We walked away from our morning at The Crayola Experience all smiles. I have held off visiting with Lily for so long because I wanted her to be old enough to really be able to participate in most of the activities. I would say preschoolers are a great age to make their first visit to The Crayola Experience. With just a couple exceptions, Lily was able to enjoy most of the exhibits.

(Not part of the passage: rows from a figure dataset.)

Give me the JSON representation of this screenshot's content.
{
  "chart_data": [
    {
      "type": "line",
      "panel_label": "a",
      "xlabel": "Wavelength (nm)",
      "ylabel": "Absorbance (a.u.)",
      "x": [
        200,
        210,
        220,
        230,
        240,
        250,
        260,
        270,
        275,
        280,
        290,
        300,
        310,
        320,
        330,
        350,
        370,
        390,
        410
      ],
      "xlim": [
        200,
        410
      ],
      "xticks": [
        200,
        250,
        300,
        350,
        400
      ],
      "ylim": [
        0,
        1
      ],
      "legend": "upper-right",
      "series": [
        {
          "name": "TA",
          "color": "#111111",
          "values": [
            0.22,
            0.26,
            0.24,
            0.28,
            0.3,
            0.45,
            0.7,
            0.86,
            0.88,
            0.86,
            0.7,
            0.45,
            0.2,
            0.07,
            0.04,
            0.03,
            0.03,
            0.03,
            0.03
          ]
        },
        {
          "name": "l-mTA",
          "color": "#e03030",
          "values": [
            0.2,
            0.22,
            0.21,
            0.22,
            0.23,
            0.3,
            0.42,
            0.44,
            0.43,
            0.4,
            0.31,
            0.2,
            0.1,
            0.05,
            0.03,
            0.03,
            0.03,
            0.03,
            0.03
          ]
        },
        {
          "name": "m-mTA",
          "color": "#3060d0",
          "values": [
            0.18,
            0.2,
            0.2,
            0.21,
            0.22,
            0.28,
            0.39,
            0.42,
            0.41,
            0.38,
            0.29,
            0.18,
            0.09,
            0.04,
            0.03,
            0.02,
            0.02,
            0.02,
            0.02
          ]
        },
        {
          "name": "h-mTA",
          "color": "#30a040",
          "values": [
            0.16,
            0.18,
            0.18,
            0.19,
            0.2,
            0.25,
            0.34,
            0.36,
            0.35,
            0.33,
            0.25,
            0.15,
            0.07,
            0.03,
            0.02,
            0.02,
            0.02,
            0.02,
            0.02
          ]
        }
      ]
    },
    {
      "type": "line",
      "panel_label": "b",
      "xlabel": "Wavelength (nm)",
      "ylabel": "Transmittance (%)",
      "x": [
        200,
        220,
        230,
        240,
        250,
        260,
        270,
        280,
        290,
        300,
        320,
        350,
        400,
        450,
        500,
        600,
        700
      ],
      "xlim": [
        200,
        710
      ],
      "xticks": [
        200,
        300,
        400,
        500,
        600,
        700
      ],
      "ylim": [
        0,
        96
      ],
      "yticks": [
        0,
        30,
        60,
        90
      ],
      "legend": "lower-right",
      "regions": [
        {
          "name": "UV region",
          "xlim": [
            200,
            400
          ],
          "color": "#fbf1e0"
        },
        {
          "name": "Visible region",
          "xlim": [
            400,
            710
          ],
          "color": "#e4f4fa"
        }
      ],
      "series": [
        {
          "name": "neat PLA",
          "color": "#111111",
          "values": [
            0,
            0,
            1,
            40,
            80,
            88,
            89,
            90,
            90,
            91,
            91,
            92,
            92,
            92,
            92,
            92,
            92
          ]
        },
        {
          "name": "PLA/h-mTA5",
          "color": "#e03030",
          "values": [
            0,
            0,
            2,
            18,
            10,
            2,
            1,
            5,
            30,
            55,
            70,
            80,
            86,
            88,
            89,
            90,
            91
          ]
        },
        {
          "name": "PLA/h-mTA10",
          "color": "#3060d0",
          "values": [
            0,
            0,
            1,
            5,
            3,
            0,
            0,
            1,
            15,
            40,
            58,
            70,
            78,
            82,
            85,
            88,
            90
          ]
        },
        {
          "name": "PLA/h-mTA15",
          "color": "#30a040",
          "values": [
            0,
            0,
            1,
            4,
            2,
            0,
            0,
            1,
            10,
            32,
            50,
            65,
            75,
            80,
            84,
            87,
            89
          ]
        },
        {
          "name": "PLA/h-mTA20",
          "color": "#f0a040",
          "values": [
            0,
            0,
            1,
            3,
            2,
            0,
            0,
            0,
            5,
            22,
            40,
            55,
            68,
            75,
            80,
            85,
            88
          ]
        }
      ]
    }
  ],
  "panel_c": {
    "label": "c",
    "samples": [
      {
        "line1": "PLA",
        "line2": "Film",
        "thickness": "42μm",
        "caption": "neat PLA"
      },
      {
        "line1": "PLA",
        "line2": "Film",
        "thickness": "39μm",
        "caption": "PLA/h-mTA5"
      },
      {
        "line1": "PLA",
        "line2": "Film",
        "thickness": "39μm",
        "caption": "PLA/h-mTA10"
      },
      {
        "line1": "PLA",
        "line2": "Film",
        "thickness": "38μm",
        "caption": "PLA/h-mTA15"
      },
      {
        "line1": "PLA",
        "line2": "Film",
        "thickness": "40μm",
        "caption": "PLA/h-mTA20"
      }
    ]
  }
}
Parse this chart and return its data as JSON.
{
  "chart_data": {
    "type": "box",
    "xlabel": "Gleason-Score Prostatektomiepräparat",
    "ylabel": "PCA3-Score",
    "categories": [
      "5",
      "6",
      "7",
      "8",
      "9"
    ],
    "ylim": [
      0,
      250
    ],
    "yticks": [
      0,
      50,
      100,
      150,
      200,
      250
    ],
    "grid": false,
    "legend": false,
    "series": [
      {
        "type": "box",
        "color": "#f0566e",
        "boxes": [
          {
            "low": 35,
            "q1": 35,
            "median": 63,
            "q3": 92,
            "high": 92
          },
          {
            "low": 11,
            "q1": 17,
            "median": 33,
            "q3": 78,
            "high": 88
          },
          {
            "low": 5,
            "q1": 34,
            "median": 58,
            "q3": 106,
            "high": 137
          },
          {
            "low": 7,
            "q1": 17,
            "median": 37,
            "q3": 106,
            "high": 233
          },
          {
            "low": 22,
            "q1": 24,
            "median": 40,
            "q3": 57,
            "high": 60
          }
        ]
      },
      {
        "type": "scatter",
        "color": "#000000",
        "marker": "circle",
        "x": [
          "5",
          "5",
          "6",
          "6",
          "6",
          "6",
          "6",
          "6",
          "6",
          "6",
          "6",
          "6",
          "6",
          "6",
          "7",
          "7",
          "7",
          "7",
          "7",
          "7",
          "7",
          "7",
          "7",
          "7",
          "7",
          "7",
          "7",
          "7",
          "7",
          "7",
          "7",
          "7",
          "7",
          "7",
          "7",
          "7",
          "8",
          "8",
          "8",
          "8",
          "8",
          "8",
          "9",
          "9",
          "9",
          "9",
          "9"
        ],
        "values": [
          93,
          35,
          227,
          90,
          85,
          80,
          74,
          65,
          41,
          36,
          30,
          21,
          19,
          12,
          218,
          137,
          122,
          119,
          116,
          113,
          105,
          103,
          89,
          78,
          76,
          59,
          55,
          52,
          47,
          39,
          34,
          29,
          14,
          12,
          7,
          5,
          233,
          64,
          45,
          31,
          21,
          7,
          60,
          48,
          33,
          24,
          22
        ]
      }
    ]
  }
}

The building itself was clean, bright and seemed to be accommodating in just about every way. All of the staff members that we encountered were great – they were helpful and welcoming. The best advice I can give is to definitely plan to arrive early – especially in the summer. By the time we were leaving (around 11:30 – 12) it was really getting packed. Lily walked the whole time but my friend had a stroller for her infant. There were times that the stroller was hard to maneuver in the people-packed hallways. If at all possible, I would leave the stroller in the car. If not, just use your patience – it’s definitely still worth it!
Themes and projects offered at The Crayola Experience change several times a year, so it’s possible to see something new every time you go!